Functional Roles of Ca v 1.3 (α 1D ) Calcium Channel in Sinoatrial Nodes

We directly examined the role of the Cav 1.3 (α1D ) Ca2+ channel in the sinoatrial (SA) node by using Cav 1.3 Ca2+ channel-deficient mice. A previous report has shown that the null mutant (Cav 1.3−/− ) mice have sinus bradycardia with a prolonged PR interval. In the present study, we show that spontaneous action potentials recorded from the SA nodes show a significant decrease in the beating frequency and rate of diastolic depolarization in Cav 1.3−/− mice compared with their heterozygous (Cav 1.3+/− ) or wild-type (WT, Cav 1.3+/+ ) littermates, suggesting that the deficit is intrinsic to the SA node. Whole-cell L-type Ca2+ currents (I Ca,L s) recorded in single isolated SA node cells from Cav 1.3−/− mice show a significant depolarization shift in the activation threshold. The voltage-dependent activation of Cav 1.2 (α1C ) versus Cav 1.3 Ca2+ channel subunits was directly compared by using a heterologous expression system without β coexpression.
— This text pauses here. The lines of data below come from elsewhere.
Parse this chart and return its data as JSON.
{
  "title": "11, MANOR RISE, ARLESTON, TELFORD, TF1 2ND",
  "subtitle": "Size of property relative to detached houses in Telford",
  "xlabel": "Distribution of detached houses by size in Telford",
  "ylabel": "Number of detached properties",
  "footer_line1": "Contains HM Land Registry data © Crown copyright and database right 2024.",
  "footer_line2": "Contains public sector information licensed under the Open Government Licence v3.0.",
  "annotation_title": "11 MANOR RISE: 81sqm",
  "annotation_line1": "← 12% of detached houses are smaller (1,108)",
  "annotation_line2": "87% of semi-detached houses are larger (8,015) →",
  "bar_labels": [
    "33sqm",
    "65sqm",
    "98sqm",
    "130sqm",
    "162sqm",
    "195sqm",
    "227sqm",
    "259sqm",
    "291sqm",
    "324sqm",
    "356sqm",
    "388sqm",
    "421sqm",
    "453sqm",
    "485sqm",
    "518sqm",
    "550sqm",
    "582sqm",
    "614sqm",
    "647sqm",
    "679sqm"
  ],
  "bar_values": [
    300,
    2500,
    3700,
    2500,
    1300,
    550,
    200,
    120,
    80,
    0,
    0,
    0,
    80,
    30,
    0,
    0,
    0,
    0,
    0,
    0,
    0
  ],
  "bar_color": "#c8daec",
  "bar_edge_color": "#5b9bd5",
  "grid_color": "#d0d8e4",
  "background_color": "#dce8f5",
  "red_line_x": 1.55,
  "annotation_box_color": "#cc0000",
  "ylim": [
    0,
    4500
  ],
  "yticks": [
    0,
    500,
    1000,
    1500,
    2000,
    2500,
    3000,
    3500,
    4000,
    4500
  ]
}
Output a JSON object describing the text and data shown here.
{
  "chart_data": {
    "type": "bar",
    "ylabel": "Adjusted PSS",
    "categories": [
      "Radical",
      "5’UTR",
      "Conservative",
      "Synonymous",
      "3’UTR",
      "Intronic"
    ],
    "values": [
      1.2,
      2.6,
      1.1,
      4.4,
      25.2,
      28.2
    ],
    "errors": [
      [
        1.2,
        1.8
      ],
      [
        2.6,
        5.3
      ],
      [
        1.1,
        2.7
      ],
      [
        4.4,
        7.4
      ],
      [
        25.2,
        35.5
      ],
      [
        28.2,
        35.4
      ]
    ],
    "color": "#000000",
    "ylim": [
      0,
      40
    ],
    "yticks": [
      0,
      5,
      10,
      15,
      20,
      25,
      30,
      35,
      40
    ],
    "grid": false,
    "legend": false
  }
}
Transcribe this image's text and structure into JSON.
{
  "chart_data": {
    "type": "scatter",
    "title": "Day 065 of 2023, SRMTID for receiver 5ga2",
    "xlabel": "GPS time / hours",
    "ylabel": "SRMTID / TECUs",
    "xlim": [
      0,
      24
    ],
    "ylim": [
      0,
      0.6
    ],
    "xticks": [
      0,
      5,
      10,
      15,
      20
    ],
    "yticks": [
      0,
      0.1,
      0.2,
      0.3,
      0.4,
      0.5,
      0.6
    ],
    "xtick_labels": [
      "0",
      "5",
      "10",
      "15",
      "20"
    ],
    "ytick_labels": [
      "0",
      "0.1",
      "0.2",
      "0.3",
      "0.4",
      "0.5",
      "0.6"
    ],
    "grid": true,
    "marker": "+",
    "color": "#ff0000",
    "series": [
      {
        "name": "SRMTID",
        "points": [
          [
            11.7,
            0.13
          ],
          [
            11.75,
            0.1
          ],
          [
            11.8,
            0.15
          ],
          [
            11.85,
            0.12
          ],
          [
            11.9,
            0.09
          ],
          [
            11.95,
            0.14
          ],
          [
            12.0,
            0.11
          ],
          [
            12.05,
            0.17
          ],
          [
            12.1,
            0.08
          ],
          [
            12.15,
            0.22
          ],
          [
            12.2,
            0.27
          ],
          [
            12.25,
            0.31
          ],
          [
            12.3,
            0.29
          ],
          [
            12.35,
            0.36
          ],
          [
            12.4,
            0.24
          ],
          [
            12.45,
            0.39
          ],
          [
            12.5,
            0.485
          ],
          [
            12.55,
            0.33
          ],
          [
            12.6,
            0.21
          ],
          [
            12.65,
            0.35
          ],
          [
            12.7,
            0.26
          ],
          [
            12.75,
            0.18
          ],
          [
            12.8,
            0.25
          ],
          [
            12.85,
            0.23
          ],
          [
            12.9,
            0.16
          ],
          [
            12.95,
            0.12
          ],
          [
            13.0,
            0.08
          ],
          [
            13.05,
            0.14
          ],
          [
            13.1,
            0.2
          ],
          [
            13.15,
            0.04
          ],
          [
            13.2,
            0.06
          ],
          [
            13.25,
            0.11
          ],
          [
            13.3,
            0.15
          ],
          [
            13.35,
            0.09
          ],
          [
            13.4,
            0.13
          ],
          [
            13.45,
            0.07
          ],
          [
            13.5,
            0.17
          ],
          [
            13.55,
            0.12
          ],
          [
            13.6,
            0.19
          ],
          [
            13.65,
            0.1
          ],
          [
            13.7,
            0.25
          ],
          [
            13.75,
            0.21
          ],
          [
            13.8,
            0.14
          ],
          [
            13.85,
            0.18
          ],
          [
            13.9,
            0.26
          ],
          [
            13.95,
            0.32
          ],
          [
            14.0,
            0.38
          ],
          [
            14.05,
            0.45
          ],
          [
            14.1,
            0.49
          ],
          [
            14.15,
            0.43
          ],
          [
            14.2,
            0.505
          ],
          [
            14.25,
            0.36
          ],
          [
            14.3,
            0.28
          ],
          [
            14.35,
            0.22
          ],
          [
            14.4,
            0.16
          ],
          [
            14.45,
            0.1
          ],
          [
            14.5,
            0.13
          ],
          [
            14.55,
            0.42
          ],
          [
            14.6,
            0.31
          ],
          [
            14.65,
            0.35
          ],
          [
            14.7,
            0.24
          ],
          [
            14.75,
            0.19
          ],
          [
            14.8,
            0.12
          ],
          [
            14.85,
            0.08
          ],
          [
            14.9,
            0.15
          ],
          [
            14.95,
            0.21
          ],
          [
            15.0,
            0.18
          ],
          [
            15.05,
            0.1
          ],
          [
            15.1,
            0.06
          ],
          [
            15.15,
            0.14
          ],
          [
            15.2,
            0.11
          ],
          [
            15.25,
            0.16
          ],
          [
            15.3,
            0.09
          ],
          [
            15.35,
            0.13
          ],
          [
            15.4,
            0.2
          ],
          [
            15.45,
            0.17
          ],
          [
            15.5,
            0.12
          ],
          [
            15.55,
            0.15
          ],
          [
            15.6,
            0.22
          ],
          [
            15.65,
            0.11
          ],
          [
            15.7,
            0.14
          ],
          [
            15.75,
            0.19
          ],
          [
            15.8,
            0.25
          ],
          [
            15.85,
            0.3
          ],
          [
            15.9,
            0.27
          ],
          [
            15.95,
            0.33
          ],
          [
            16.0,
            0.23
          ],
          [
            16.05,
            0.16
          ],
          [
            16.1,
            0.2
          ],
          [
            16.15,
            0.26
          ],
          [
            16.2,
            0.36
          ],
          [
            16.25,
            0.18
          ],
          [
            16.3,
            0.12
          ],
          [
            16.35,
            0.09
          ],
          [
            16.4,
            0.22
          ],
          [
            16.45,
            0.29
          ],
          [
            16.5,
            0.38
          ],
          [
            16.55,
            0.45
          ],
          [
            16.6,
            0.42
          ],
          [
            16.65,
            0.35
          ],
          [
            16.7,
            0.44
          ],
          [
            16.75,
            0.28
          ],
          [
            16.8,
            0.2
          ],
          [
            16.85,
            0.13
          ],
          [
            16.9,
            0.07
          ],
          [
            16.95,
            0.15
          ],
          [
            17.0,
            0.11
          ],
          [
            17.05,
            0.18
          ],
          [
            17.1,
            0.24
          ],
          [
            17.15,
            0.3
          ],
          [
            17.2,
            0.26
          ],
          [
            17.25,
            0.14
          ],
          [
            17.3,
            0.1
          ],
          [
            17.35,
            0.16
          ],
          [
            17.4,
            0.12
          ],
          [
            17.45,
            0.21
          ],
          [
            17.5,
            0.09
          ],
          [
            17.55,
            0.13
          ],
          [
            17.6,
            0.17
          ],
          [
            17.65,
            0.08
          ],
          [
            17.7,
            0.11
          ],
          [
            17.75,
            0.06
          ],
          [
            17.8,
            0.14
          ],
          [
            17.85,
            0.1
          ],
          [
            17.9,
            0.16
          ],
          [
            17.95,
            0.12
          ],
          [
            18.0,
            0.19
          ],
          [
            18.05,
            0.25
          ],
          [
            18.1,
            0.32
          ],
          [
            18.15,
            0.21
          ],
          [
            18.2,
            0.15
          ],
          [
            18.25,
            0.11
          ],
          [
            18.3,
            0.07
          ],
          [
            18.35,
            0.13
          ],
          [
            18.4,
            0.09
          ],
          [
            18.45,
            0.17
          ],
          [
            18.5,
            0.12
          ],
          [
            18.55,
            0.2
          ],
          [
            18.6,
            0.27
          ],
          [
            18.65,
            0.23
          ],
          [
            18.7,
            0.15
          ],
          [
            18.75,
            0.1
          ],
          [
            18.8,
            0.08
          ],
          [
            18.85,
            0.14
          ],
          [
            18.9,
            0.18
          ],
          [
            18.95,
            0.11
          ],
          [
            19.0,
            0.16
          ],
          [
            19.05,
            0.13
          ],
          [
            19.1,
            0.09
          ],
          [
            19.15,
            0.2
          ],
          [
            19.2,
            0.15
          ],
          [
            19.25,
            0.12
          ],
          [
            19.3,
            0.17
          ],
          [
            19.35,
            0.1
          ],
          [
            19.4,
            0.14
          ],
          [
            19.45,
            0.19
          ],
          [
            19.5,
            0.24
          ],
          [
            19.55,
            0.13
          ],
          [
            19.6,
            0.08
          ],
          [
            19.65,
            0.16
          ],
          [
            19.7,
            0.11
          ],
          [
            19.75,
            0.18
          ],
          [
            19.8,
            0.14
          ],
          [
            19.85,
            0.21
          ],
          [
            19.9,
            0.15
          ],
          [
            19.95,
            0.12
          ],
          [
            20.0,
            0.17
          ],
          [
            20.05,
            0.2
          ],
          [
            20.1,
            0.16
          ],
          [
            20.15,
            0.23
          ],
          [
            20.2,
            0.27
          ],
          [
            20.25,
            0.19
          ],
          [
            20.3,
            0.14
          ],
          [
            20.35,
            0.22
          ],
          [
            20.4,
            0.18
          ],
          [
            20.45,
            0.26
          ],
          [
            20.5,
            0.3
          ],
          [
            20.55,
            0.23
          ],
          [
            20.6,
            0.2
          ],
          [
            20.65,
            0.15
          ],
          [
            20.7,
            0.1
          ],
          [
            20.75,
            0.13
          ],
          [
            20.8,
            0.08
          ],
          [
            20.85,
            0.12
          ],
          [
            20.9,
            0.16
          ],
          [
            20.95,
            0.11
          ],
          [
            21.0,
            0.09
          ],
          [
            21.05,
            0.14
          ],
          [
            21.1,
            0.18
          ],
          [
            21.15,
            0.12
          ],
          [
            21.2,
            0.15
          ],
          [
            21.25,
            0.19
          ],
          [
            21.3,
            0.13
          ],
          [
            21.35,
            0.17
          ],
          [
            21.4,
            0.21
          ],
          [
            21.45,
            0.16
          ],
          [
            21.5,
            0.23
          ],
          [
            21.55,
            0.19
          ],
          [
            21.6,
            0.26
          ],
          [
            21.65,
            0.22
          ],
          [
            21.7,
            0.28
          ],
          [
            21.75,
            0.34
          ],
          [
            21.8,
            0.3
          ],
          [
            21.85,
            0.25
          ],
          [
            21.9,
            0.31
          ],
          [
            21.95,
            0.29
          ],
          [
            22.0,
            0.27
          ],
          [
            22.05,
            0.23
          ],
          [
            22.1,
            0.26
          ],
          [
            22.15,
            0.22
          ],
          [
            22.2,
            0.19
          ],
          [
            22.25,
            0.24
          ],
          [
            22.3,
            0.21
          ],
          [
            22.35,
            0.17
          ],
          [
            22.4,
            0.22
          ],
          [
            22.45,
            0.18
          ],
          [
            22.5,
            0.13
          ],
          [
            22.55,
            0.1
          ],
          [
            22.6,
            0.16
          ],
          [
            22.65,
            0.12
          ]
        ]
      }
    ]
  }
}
Similar to theI Ca,L recorded in the SA node of Cav 1.3−/− mutant mice, the Cav 1.2 Ca2+ channel shows a depolarization shift in the voltage-dependent activation compared with that in the Cav 1.3 Ca2+ channel. In summary, using gene-targeted deletion of the Cav 1.3 Ca2+ channel, we were able to establish a role for Cav 1.3 Ca2+ channels in the generation of the spontaneous action potential in SA node cells.